2. A higher monthly payout to account for increased longevity
A second astute reason to be patient is our increasing longevity. Even though American life expectancies have edged ever-so-slightly lower over the past three years, the average life span is higher by approximately nine years since 1960. Further, we’re witnessing more people than ever reach the eligible claiming age for Social Security of 62.
By waiting until your full retirement age, you’re guaranteeing yourself a monthly income that isn’t reduced, which could come in handy as medical care and pharmaceuticals push life expectancies higher. You could certainly choose to wait even longer if you’re in excellent health, have longevity in your immediate family, or simply don’t need the money as a result of good saving and investing habits.

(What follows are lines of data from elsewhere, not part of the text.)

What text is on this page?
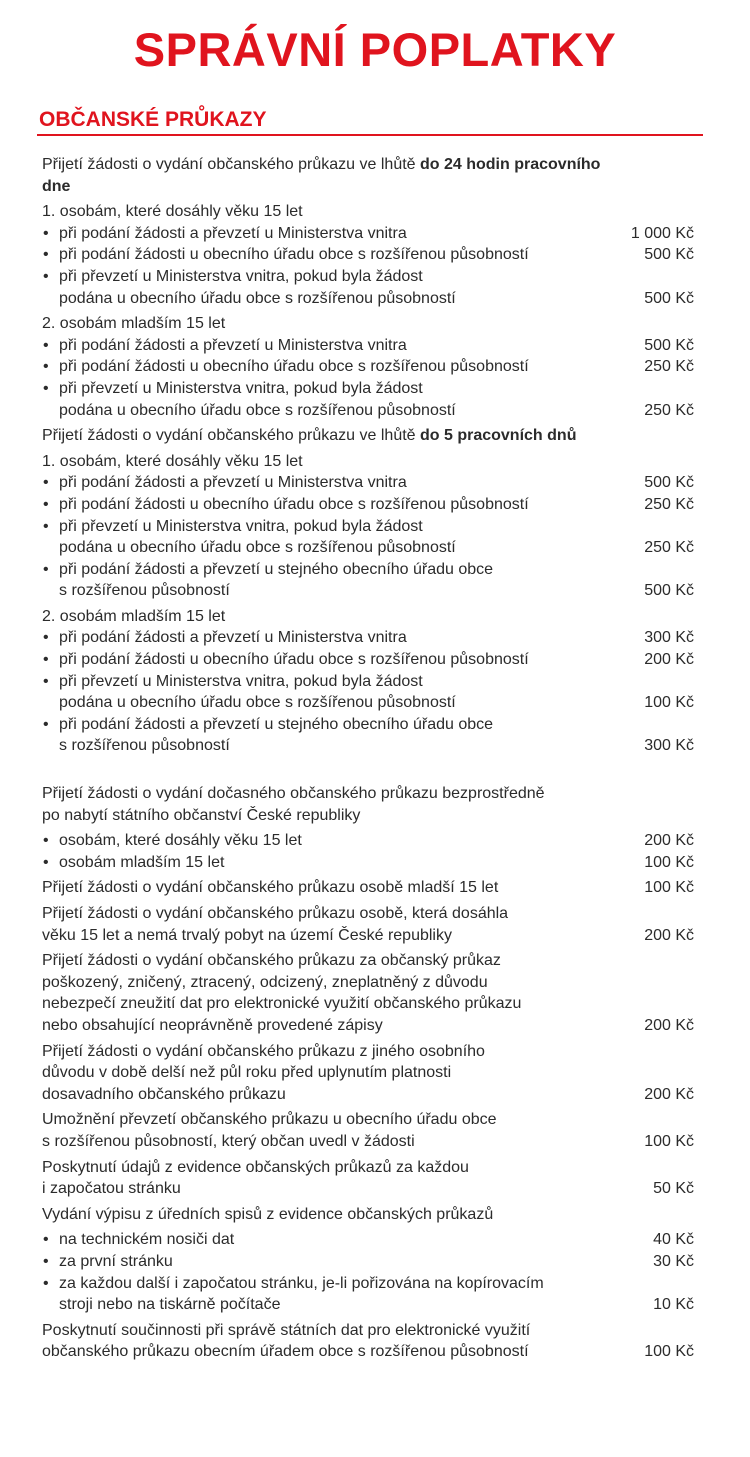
SPRÁVNÍ POPLATKY
OBČANSKÉ PRŮKAZY
Přijetí žádosti o vydání občanského průkazu ve lhůtě do 24 hodin pracovního
dne
1. osobám, které dosáhly věku 15 let
• při podání žádosti a převzetí u Ministerstva vnitra	1 000 Kč
• při podání žádosti u obecního úřadu obce s rozšířenou působností	500 Kč
• při převzetí u Ministerstva vnitra, pokud byla žádost
podána u obecního úřadu obce s rozšířenou působností	500 Kč
2. osobám mladším 15 let
• při podání žádosti a převzetí u Ministerstva vnitra	500 Kč
• při podání žádosti u obecního úřadu obce s rozšířenou působností	250 Kč
• při převzetí u Ministerstva vnitra, pokud byla žádost
podána u obecního úřadu obce s rozšířenou působností	250 Kč
Přijetí žádosti o vydání občanského průkazu ve lhůtě do 5 pracovních dnů
1. osobám, které dosáhly věku 15 let
• při podání žádosti a převzetí u Ministerstva vnitra	500 Kč
• při podání žádosti u obecního úřadu obce s rozšířenou působností	250 Kč
• při převzetí u Ministerstva vnitra, pokud byla žádost
podána u obecního úřadu obce s rozšířenou působností	250 Kč
• při podání žádosti a převzetí u stejného obecního úřadu obce
s rozšířenou působností	500 Kč
2. osobám mladším 15 let
• při podání žádosti a převzetí u Ministerstva vnitra	300 Kč
• při podání žádosti u obecního úřadu obce s rozšířenou působností	200 Kč
• při převzetí u Ministerstva vnitra, pokud byla žádost
podána u obecního úřadu obce s rozšířenou působností	100 Kč
• při podání žádosti a převzetí u stejného obecního úřadu obce
s rozšířenou působností	300 Kč
Přijetí žádosti o vydání dočasného občanského průkazu bezprostředně
po nabytí státního občanství České republiky
• osobám, které dosáhly věku 15 let	200 Kč
• osobám mladším 15 let	100 Kč
Přijetí žádosti o vydání občanského průkazu osobě mladší 15 let	100 Kč
Přijetí žádosti o vydání občanského průkazu osobě, která dosáhla
věku 15 let a nemá trvalý pobyt na území České republiky	200 Kč
Přijetí žádosti o vydání občanského průkazu za občanský průkaz
poškozený, zničený, ztracený, odcizený, zneplatněný z důvodu
nebezpečí zneužití dat pro elektronické využití občanského průkazu
nebo obsahující neoprávněně provedené zápisy	200 Kč
Přijetí žádosti o vydání občanského průkazu z jiného osobního
důvodu v době delší než půl roku před uplynutím platnosti
dosavadního občanského průkazu	200 Kč
Umožnění převzetí občanského průkazu u obecního úřadu obce
s rozšířenou působností, který občan uvedl v žádosti	100 Kč
Poskytnutí údajů z evidence občanských průkazů za každou
i započatou stránku	50 Kč
Vydání výpisu z úředních spisů z evidence občanských průkazů
• na technickém nosiči dat	40 Kč
• za první stránku	30 Kč
• za každou další i započatou stránku, je-li pořizována na kopírovacím
stroji nebo na tiskárně počítače	10 Kč
Poskytnutí součinnosti při správě státních dat pro elektronické využití
občanského průkazu obecním úřadem obce s rozšířenou působností	100 Kč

But the key point here is that waiting means a higher monthly payout that, with longer life expectancies, could be crucial to helping seniors make ends meet.
3. In order to protect your loved ones
A third and final advantage of waiting until your full retirement age to take Social Security is that it could protect the ones you love. If you’re married and especially if you’re the breadwinner of the household, your claiming age can have a big impact on the earning potential of your partner if you pass away first.
If, for instance, you had significantly higher lifetime earnings than your partner but claimed Social Security benefits at age 62, your spouse’s potential survivor benefit will be permanently reduced, as well. Comparatively, by waiting until your full retirement age to claim Social Security, you’re giving your spouse an opportunity to receive a full survivor benefit.
It’s time to ask yourself: Is claiming Social Security at full retirement age right for me?